José Antonio Larraz of Equam Capital presented his investment thesis on Domino’s Pizza Group plc (UK: DOM) at European Investing Summit 2025.
Thesis Summary
Domino’s Pizza Group is the exclusive master franchisee for the UK and Ireland. The company operates a highly asset-light, 100% franchised business model. DPG manages the central supply chain, including dough manufacturing and logistics, as well as national marketing. Franchisees, who are required to source all materials from DPG, run the individual stores. This structure results in low CapEx requirements, with maintenance CapEx below 1% of revenues, and a negative working capital cycle.
DPG holds a dominant position in the UK pizza delivery market with a 54% market share, making it more than 3.5 times the size of its nearest competitor. José highlighted that DPG is strengthening this leadership, having added over 90 stores in the past two years while its two largest branded competitors have seen a net reduction in their store counts. This scale provides DPG with durable competitive advantages in brand awareness, sourcing efficiencies, and the ability to optimize delivery times, which is a key service metric.

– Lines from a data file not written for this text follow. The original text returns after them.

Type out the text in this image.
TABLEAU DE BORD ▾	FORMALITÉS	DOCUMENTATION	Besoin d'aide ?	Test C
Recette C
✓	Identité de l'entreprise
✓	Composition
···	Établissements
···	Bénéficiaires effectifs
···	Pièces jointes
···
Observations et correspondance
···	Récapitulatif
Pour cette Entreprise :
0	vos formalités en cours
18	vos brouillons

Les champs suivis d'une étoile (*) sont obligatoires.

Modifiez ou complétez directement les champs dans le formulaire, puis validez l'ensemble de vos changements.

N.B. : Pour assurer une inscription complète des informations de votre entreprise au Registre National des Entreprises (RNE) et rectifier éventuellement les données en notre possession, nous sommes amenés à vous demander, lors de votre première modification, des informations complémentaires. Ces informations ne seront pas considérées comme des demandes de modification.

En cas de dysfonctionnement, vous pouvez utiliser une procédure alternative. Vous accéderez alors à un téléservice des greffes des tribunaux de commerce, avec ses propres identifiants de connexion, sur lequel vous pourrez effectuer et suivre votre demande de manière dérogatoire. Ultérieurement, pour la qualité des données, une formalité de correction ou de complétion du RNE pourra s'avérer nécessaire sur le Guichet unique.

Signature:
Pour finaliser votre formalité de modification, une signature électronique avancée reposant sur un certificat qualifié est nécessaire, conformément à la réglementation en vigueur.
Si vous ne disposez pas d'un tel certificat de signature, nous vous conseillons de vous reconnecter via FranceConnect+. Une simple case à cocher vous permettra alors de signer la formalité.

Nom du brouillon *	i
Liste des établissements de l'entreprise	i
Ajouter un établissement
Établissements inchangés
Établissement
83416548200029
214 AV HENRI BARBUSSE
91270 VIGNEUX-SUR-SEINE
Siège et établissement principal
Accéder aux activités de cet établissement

The company’s growth strategy is multi-faceted. The first leg focuses on maximizing revenues from the existing network by improving service, continuous product innovation, and the national rollout of a loyalty program designed to increase average order frequency from 4.3 to over 5.0 times per year. The second leg is expanding the store network in the UK, which remains underpenetrated (53k people/store) compared to markets like the US (28k). This expansion is targeting smaller towns and splitting existing territories. A third leg involves accelerating growth in Ireland, an even less penetrated market (85k people/store) with an opportunity for over 100 new locations.
DPG is also exploring further growth avenues, including leveraging its supply chain, franchisee network, and 13.5 million active customers to launch a second, non-pizza fast-food brand in the UK. The company is exploring international expansion, signaled by its 12.1% stake in Domino’s Pizza Poland. José noted the company’s strong FCF generation and commitment to shareholder returns, having distributed 460 million GBP via dividends and buybacks in the last four years, equivalent to 52% of its recent market capitalization.
According to José, the investment opportunity exists because a >50% share price decline, driven by a weak UK consumer environment that has temporarily stalled LFL sales growth, has disconnected the company’s valuation from its fundamentals. He views this slowdown as cyclical. The company’s shares recently traded at historical low multiples of less than 10x P/E and at a FCF yield of approximately 10%. This valuation represents a discount to comparable companies, despite DPG’s market leadership. The balance sheet remains solid with leverage at approximately 2.0x net debt/EBITDA.